Cross-source identity resolution is the part of Profonti most people ask about. Without disclosing the internals:

  • Inputs. The set of materialized source rows plus any customer-supplied mapping hints (e.g. "the vendor_email column in System A is canonical for Customer").
  • Output. Stable canonical identifiers per entity (customer_id, franchise_id, product_id, etc.) attached to every source row.
  • Properties. Deterministic given the same input set; auditable — every assignment carries the rule and the matched source rows; evolvable — new sources extend the existing identifier graph without re-numbering.

The resolution strategy is part of the engagement scope and is documented in your Build deliverables. We do not publish the internals because the resolution graph is your competitive surface as much as it is ours.

Technical concerns vs Profonti's posture

A common concernProfonti's posture
"Will my data sit alongside someone else's?"No. Each engagement is a separate cluster, separate database, separate namespace.
"Will the AI hallucinate a number?"An answer without a citable row set is not returned. The query layer enforces it.
"Can I read what your code actually does?"Yes — under the perpetual license, you have the source. Customers regularly review it during Discovery.
"What happens if Profonti the company disappears?"You still have a running cluster, a database, and the source code. Your repository keeps working.
"How do I observe what it's doing?"Standard Kubernetes telemetry — metrics, logs, traces — into your observability stack of choice.
"What about compliance?"The data plane is yours. Apply the controls that apply to your environment; Profonti doesn't add a separate compliance surface.

Observability surface

Profonti emits structured logs, OpenTelemetry traces, and Prometheus metrics in your namespace. There is nothing exotic to instrument; standard cluster tooling sees Profonti the same way it sees any other workload.

Specifically:

  • Logs in JSON, one event per line — connector runs, query evaluations, digest fan-outs, alert evaluations.
  • Metrics with stable names — connector freshness, query latency, identity-resolution duration, digest delivery counts.
  • Traces for the full pull-materialize-resolve-query chain when an operator wants to follow a single question end-to-end.

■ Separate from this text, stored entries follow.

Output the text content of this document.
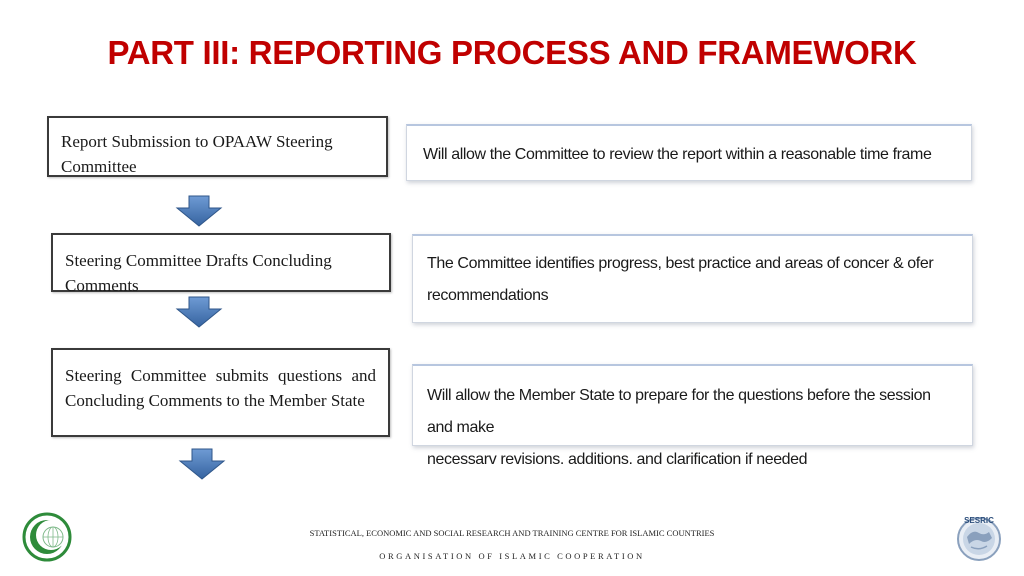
PART III: REPORTING PROCESS AND FRAMEWORK
Report Submission to OPAAW Steering Committee
Steering Committee Drafts Concluding Comments
Steering Committee submits questions and
Concluding Comments to the Member State
Will allow the Committee to review the report within a reasonable time frame
The Committee identifies progress, best practice and areas of concer & ofer
recommendations
Will allow the Member State to prepare for the questions before the session and make
necessarv revisions. additions. and clarification if needed
SESRIC
STATISTICAL, ECONOMIC AND SOCIAL RESEARCH AND TRAINING CENTRE FOR ISLAMIC COUNTRIES
ORGANISATION OF ISLAMIC COOPERATION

All of this lands in your stack: Grafana, Datadog, New Relic, Splunk — whatever you already run. Profonti does not host a parallel observability product.

What's not on this page (deliberately)

We don't disclose:

  • The model selection and prompt structure used inside the citation enforcer. (Sharing it would commoditize the part that makes Profonti hard to copy.)
  • The internals of identity resolution beyond the contract above.
  • The repository schema. (Yours to inspect under engagement scope; not ours to publish for prospective competitors.)
  • Per-customer connector and definition libraries that come out of Discovery.

If you're evaluating Profonti seriously, ask in Discovery. We share internals under engagement scope routinely; we just don't publish them.